The Metropolitan Opera also has its own rehearsal facilities. Our little group passed by a room in which the understudies were practicing; there was a moment of high drama, the mezzo-soprano acting the part of the unhappy Queen of Scots looking suitably distressed. We were assured by our guide that the effort was not in vain: each understudy would get at least one performance.
None of this, however, prepares one for the stage: it is not just vast, it is comprised of a series of spaces, it is also a rotating tableau, and has giant elevating platforms. It’s all designed so large scenes can slide in and out relatively quickly. It also means that preparations for a grand opera like Aïda are quite complex. Our group encountered a gentleman named, appropriately enough, Verdi, who was responsible for the pyrotechnics: he was planning some suitable explosions for that evening’s performance of “Don Giovanni”.
The final stop on the tour was the auditorium. As we settled into the seats, our guide told us some facts about the interior. It features a reddish wood panelling which all comes from one African redwood tree. This particular wood was chosen for its acoustic properties. The tree was 100 feet tall and apparently 30 feet in diameter.
Our guide also informed us that the Metropolitan Opera is a union shop: it has no less than 15 working there at present. The building was constructed with union labour: the guide said this proved to be handy as the design of the interior called for sculpted plaster which demanded curves. The problem was in the 1960’s that no one was utilising curves, so the union managed to persuade retirees to come back into service.
The tour ended. My father had tickets for “Aïda” in a couple of days time; knowing more about what went into such a production made it all the more exciting. At the same time, I knew that having seen all this and considered the expense involved, some might ask “Why? What is it for?” Surely, some would argue, opera is an art form that is the sole province of a removed elite, not there nor intended for mass consumption. The Prussian king Frederick the Great didn’t think so: when he built an opera house for his people in Potsdam, it was there to act as a symbol of enlightenment. Perhaps Frederick’s wisdom is what should endure: the reason opera survives despite all the slings and arrows that the mass media and its marketing minions can throw at it is because it still is a beacon. It represents a supreme achievement in the arts, music, writing, set building, costume making and lighting; it is an even elegant riposte to the idea that unions are out of date. Its place in our culture’s continuity is perhaps symbolised by the fact that a significant premiere is happening at the very point in time at which we swap the old year for a new one.

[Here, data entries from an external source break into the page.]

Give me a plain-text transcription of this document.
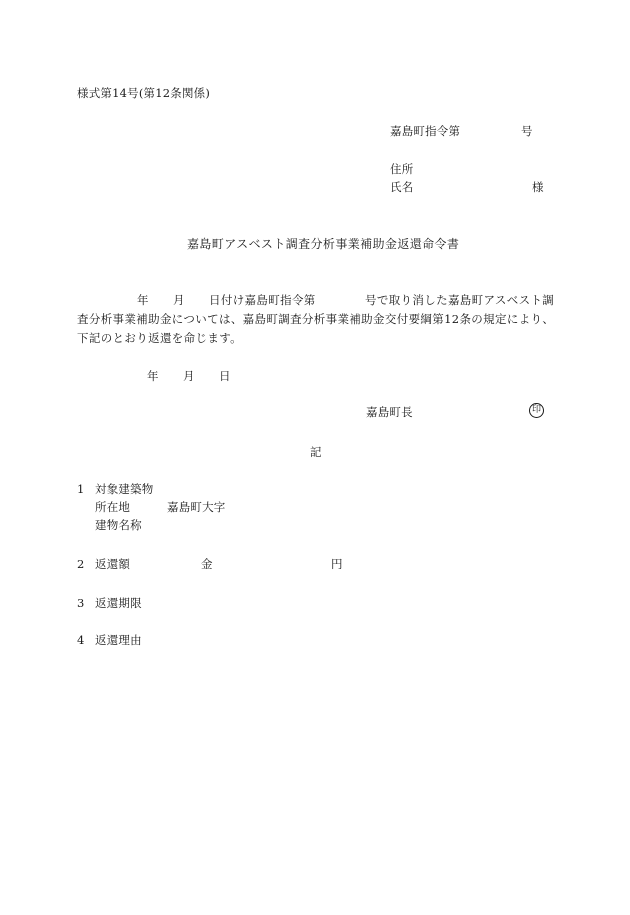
様式第14号(第12条関係)
嘉島町指令第	号
住所
氏名	様
嘉島町アスベスト調査分析事業補助金返還命令書
年 月 日付け嘉島町指令第	号で取り消した嘉島町アスベスト調
査分析事業補助金については、嘉島町調査分析事業補助金交付要綱第12条の規定により、
下記のとおり返還を命じます。
年 月 日
嘉島町長	印
記
1 対象建築物
所在地	嘉島町大字
建物名称
2 返還額	金	円
3 返還期限
4 返還理由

I have made the journey home from the opera many times; usually the hour is quite late by the time I arrive. I am conscious that by the time the bow tie is off and the shoes are removed and the jacket is hung away that I am in a strange minority, I belong to the select group whose eyes are still open. This acute lateness is much like New Year’s Eve: after midnight, many weary souls will make their way home, remove their finery or dross, reflect on what has been, then go to bed, sleep, and perhaps dream of times to come.